The ordinary rules don’t apply to corporations, and we’re suckers if we play by ordinary rules.
That’s why ‘shoplifting’ from Kroger, ‘robbing’ a Bank of America branch, ‘stealing’ cable TV from Xfinity, or ‘pirating’ movies or music from Columbia or Universal is not morally wrong. Quite the opposite, it’s the right thing to do.
They didn’t argue the product (the content on streaming platforms) was bad, they argued the only legal ways you can get the product are not acceptable.
Therefore yes, it becomes ok in my book to violate copyright (which does not equate to stealing, the owner hasn’t lost the original).
As soon as I can have a choice of service that has virtually all of the content (like you do with music, or groceries), and I can pick the storefront based on its usability and cost rather than its catalogue, piracy numbers will go right down. Because it becomes less of a hassle to get it legally rather than pirate.
They didn’t argue the product (the content on streaming platforms) was bad,
Really? How do you interpret the very first sentence?
Instead you could stop making shitty movies and reheating successful recipes. And stop inventing three new streaming services every week.
That seems to be saying it’s bad to me.
they argued the only legal ways you can get the product are not acceptable.
You know what I do when a product I want is unacceptably expensive or whatever? I don’t buy it. It’s not like we’re talking about food or medicine. This is all lame rationalization.
Then what did you mean by the first sentence?

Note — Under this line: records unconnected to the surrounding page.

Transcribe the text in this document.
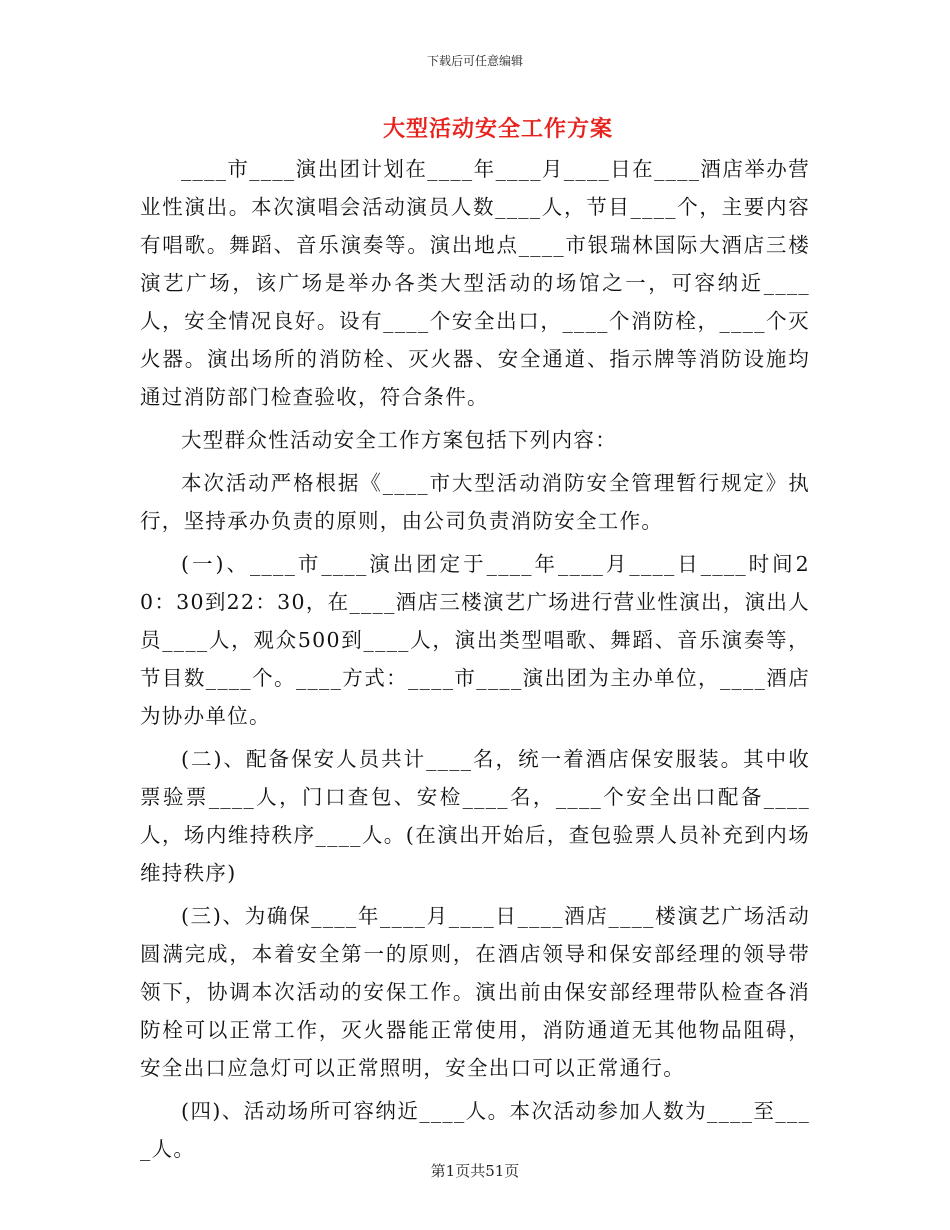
下载后可任意编辑
大型活动安全工作方案

____市____演出团计划在____年____月____日在____酒店举办营业性演出。本次演唱会活动演员人数____人，节目____个，主要内容有唱歌。舞蹈、音乐演奏等。演出地点____市银瑞林国际大酒店三楼演艺广场，该广场是举办各类大型活动的场馆之一，可容纳近____人，安全情况良好。设有____个安全出口，____个消防栓，____个灭火器。演出场所的消防栓、灭火器、安全通道、指示牌等消防设施均通过消防部门检查验收，符合条件。

大型群众性活动安全工作方案包括下列内容：

本次活动严格根据《____市大型活动消防安全管理暂行规定》执行，坚持承办负责的原则，由公司负责消防安全工作。

(一)、____市____演出团定于____年____月____日____时间20：30到22：30，在____酒店三楼演艺广场进行营业性演出，演出人员____人，观众500到____人，演出类型唱歌、舞蹈、音乐演奏等，节目数____个。____方式：____市____演出团为主办单位，____酒店为协办单位。

(二)、配备保安人员共计____名，统一着酒店保安服装。其中收票验票____人，门口查包、安检____名，____个安全出口配备____人，场内维持秩序____人。(在演出开始后，查包验票人员补充到内场维持秩序)

(三)、为确保____年____月____日____酒店____楼演艺广场活动圆满完成，本着安全第一的原则，在酒店领导和保安部经理的领导带领下，协调本次活动的安保工作。演出前由保安部经理带队检查各消防栓可以正常工作，灭火器能正常使用，消防通道无其他物品阻碍，安全出口应急灯可以正常照明，安全出口可以正常通行。

(四)、活动场所可容纳近____人。本次活动参加人数为____至____人。

第1页共51页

Instead you could stop making shitty movies and reheating successful recipes.
That all studios do the last few years is remakes and sequels and it’s boring as hell.
How can you understand that sentence as a call for piracy?
Distributors for content, and no more exclusive content for platforms. Make it work the way music streaming works.
You sign up for one service and you get access to an unfathomably gigantic library of music. It doesn’t matter what service you sign up for either, you’re going to get a similarly huge library, and it will include most everything you could find on any competing service so you only need one subscription. The only thing you really choose is UI, device compatibility, and special features.
Imagine if there were two dozen competing music streaming services, and they all had completely different non-overlapping libraries. Maybe Sony has one just for their labels. Maybe another is just for a handful of EDM labels. A third just for country and bluegrass, but only specific labels. A fourth just for indie labels. A fifth for Rap and R&B. Lots of old stuff is completely unrepresented, because it wasn’t deemed profitable by any available platform, or there’s just too much paperwork and nobody wants to do it.
This is what we have with video streaming right now. Lots of different IP owners running streaming services only with their own limited catalogs. If you want to watch just one show on each platform, you would need a subscription for every show. If you have diverse tastes in movies and television, you are going to be paying a fortune to access it.
It works better for music because about 80% of tracks are distributed through Universal and Sony. Having deals with just those two gives you a gigantic library. And of course Universal and Sony take gigantic cuts, because they can. (there are pro and cons)
But I agree, the competition on the market should be about the way the content is served and not about what content is served.